Scatter plots are often used to compare two numerical values throughout a dataset to determine if they have a relationship.

(a)

Create a table called testing_table populated with the “Math Placement Exam Results” dataset found at https://vincentarelbundock.github.io/Rdatasets/datasets.html. This dataset describes the mathematics testing results from several freshmen students at a liberal arts college, including SAT, ACT, and the college's internal math placement exam results.

Show the first ten rows of this table.

(b)

You'll see many “Not a Number” nan values in this table for when data was not available. To clean this data for analysis, you should remove these records as needed by only using values that are positive.

Use from datascience.predicates import are and .where(column_name,are.above(0)) to, show the first ten rows of this table that don't have a nan score for SAT math scores.

(c)

The script in 3.3.7 results in a scatter plot. Each dot represents a different student's SAT Math score (by its horizontal position) with their college math placement score (by its vertical position). Note that scores of nan and other non-positive results are ignored.

# The backslash can be used to continue a long line on multiple lines
testing_table.where("PlcmtScore",are.above(0)).where("SATM",are.above(0)) \
    .select("SATM","PlcmtScore").scatter("SATM")
Listing 3.3.7. Displaying a scatter plot of test scores.
Figure 3.3.8. Scatter plot comparing SAT and math placement scores

Run a modified copy of this script in a Code cell to display a scatter plot that compares ACT Math scores with college math placement scores.

(d)

When two values of data are correlated (that is, possibly influenced by one another), this correlation is often apparent when visualized in a scatter plot.

Do you think SAT Math scores and correlated with this college's math placement exam results? What about ACT Math scores? Write a few sentences explaining why or why not.

(e)

Suppose you heard someone claim that this college's math placement score doesn't measure mathematical ability, but instead only reflects the size of each student's high school.

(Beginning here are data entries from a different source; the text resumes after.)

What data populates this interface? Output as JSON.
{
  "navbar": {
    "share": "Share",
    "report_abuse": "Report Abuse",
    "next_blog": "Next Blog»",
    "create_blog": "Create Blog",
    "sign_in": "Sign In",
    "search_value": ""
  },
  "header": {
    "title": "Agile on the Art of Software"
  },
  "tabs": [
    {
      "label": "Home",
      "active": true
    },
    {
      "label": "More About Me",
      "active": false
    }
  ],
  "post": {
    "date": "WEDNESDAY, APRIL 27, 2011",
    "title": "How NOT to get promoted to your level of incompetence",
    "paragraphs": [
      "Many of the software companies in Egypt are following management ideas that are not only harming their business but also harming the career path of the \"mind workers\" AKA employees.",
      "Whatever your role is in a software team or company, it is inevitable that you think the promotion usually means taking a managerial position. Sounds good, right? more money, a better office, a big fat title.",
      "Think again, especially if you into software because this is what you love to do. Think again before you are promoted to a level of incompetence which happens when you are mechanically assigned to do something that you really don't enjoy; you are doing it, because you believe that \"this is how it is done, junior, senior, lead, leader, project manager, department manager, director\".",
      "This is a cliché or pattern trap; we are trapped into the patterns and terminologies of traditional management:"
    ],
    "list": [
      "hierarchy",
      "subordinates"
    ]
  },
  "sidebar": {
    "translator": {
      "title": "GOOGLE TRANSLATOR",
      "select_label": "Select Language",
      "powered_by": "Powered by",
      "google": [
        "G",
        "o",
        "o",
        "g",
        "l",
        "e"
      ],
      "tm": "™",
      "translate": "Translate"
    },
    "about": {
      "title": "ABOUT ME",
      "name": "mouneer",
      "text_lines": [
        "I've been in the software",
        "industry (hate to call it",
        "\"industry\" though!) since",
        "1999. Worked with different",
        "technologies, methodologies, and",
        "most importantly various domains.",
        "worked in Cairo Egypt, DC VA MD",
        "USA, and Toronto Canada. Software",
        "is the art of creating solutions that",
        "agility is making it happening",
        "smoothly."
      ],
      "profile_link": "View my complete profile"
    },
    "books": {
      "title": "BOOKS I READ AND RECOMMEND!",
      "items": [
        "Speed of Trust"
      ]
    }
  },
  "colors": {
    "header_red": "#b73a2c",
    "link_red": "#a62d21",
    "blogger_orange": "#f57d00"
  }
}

Show a scatter plot comparing the size of each student's high school with their math placement score. Then write a sentence or two explaining whether you agree with this claim or not, based on the scatter plot.

(f)

Suppose you heard someone claim that students shouldn't have to take a math placement test once they come to this college, and SAT or ACT socres should be used instead. Based on the scatter plots above, would you agree or disagree with that statement? Write a few sentences explaining your reasoning.

Exercises Exercises

1.

Get copies of pizza_table and testing_table available in this notebook. Show the first ten rows of each.

2.

Show a table counting how many pizzas of each name (BBQ Chicken, Five Cheese, etc.) were sold on February 28th.

3.

Show a bar chart visualizing how many pizzas of each name were sold on February 28th. (Don't forget import matplotlib and %matplotlib inline.)

4.

What two named pizzas were most popular on February 28th? Write a sentence or two explaining why the bar chart was better or worse than the table at communicating this fact.

5.

Display a line chart visualizing the number of Spinach Fettuccine pizzas sold each day at this pizzeria. (Don't forget to use a datetime column for displaying dates.)

6.

On what day (roughly) was Spinach Fettuccine most popular? How many were sold? How does the line chart communicate this fact more clearly than a data table?

7.

Show a scatter plot comparing adjusted GPA records to the testing_table college's math placement exam.

8.

Suppose someone claimed that adjusted GPAs should be used to determine what math course each student takes in college. Give at least one reason to agree, and at least one reason to disagree. Be sure to include the scatter plot in your argument.